Morris: Yes, once we know what the best thing to do is - how do we actually make that happen? For example, there is not a doctor in the country who doesn’t recognize that we shouldn’t be treating viral infections with antibiotics. Similarly, there isn’t a doctor in the country who doesn’t recognize that most colds are viral. Despite that, many, many patients have colds and are being treated with an antibiotic. How do we change that? It’s not a matter of getting the best evidence for treatment. It’s a behavioral change implementation science issue, whether it is a way of locking down [the formulary] so they can’t prescribe in those situations or focusing on [expectations of] patients and their families, or whether we need to do this with better diagnostics.
HIC: You cite emotional factors driving some antibiotic misuse, such as the clinicians’ fear of the “worst-case scenario” and their desire to avoid conflict with a demanding patient. What about cases where the physicians must balance the needs of the individual patient vs. the larger harm of antibiotic resistance to society?

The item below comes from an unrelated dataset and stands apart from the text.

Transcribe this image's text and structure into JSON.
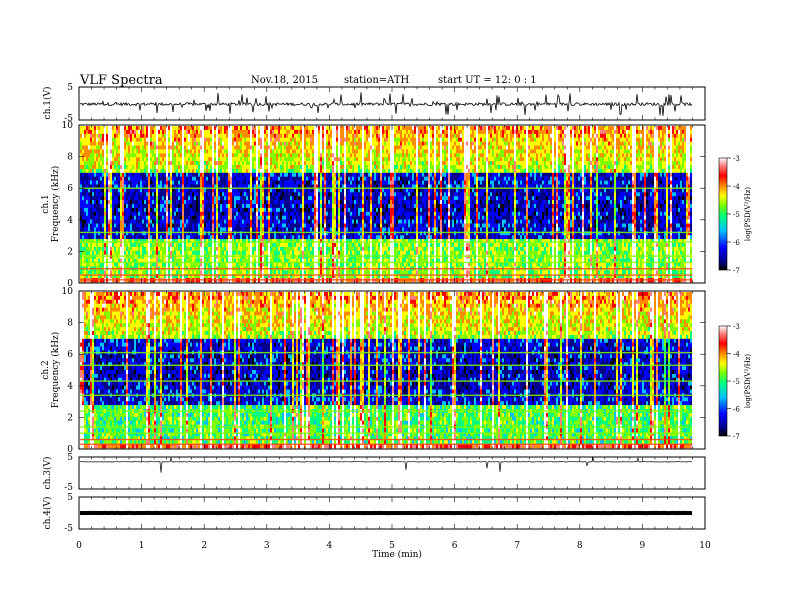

Morris: That paradox is often referred to as the “tragedy of the commons” in ethical principles. The truth is [with antibiotics] it is primarily a false narrative. It is extremely rare that it is what is best for the patient vs. what is best for society. That’s rare. The problem is that people don’t have the necessary information in terms of risks. When a patient actually understands the full potential risks of antibiotic treatment for a viral infection, they would actually say, “I don’t want it.” Most people, if you offer them two burgers - one where the cow has not been fed antibiotics and one where the cow has been stuffed with antibiotics - they are going to choose the one without antibiotics. People know. It’s not really an issue of people thinking it’s good to take antibiotics. It is all how it is framed. The question is almost always what is best for the patient, but do [they understand by taking an antibiotic] they are taking the chance of getting C. difficile, a yeast infection, a drug-resistant organism, an adverse drug reaction, diarrhea, rash, and anaphylaxis? Most people - if they know that information - will change their choice.
- Morris AM, Calderwood MS, Fridkin SK, et al. SHEA white paper: Research needs in antibiotic stewardship. Infect Control Hosp Epidemiol 2019;1-10. doi:10.1017/ice.2019.276. [Epub ahead of print].
- Chen L, Todd R, Kiehlbauch J, et al. Notes from the field: Pan-resistant New Delhi metallo-beta-lactamase-producing Klebsiella pneumoniae — Washoe County, Nevada, 2016. MMWR Morb Mortal Wkly Rep 2017;66:33.